Module shipments rose less than 2% sequentially to 903.4 megawatts in the third quarter, and gross profits rose 34% as gross margins increased from 15.6% in the second quarter to 20.9% in the third quarter. For the first time in 13 quarters the company posted an operating profit, and operating margin rose sequentially from a negative 2.5% to a positive 5.9%. Yingli Solar’s net loss fell from $44.3 million in the second quarter to $18.2 million in the third quarter, primarily as a result of lower administrative costs and sales expenses.

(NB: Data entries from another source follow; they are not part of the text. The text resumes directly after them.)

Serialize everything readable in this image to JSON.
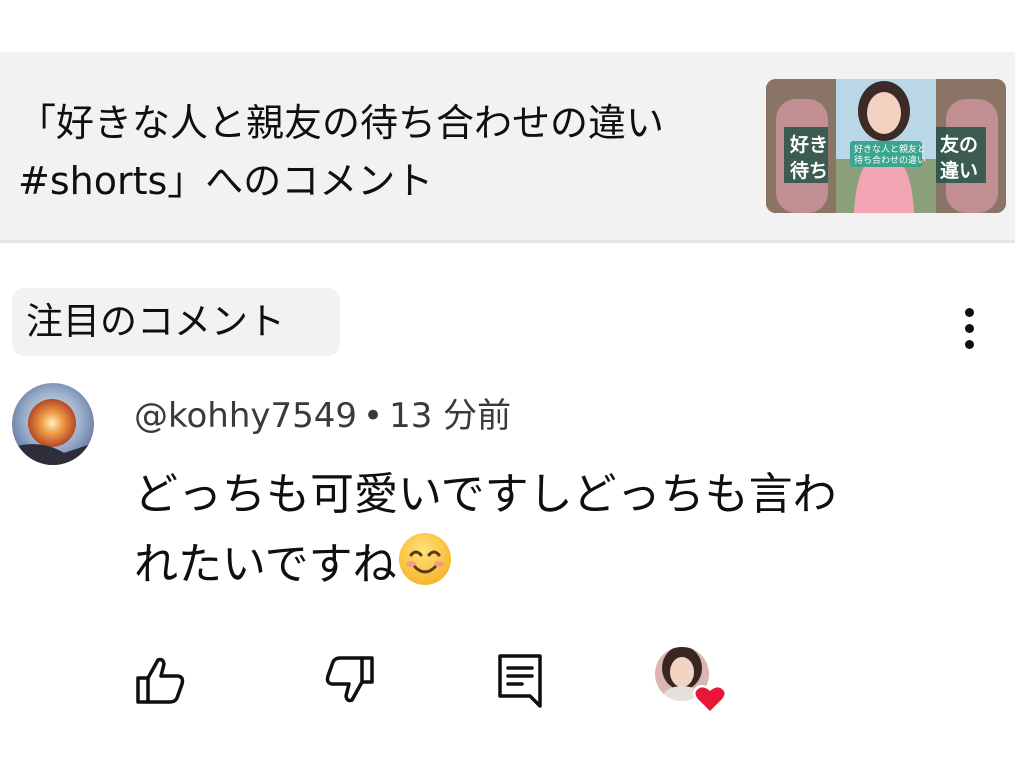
{
  "video": {
    "title_line1": "「好きな人と親友の待ち合わせの違い",
    "title_line2": "#shorts」へのコメント",
    "thumbnail": {
      "left_text": "好き\n待ち",
      "right_text": "友の\n違い",
      "caption": "好きな人と親友と\n待ち合わせの違い"
    }
  },
  "section": {
    "chip_label": "注目のコメント",
    "more_icon": "more-vert-icon"
  },
  "comment": {
    "author": "@kohhy7549",
    "separator": "•",
    "time": "13 分前",
    "text": "どっちも可愛いですしどっちも言わ\nれたいですね",
    "emoji": "smiling-face-emoji",
    "actions": {
      "like_icon": "thumb-up-icon",
      "dislike_icon": "thumb-down-icon",
      "reply_icon": "reply-icon",
      "creator_heart": "creator-heart-icon"
    }
  },
  "colors": {
    "header_bg": "#f2f2f2",
    "text": "#0f0f0f",
    "meta_text": "#3a3a3a",
    "heart": "#e8173a"
  }
}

At the end of the second quarter, Yingli Solar forecast full-year module shipments in the range of 3,600 to 3,800 megawatts. In its Tuesday announcement the company has lowered that target to a new range of 3,300 to 3,500 megawatts. That’s still a 3% to 4.6% increase over 2013 shipments.
The company’s CEO said:
Despite the slower than expected development of downstream projects in the first half of 2014, we are progressing well in the downstream in the second half of 2014. In the third quarter, we began to construct 185 MW of downstream projects, bringing our projects under construction to a total of 340 MW, with internal shipments to these projects having reached to 187 MW. In the fourth quarter, we expect to start the construction of 50 to 60 MW of downstream projects in total. Thus we expect to develop approximately 400 MW of downstream projects by ourselves or together with our partners by the end of 2014. We expect to sell about half of these projects upon completion of the construction.
Yingli Solar’s shares are down about 1.3% in Tuesday’s pre-market trading at $2.95 in a 52-week range of $2.43 to $7.45. The consensus price target from Thomson/First Call is $4.35.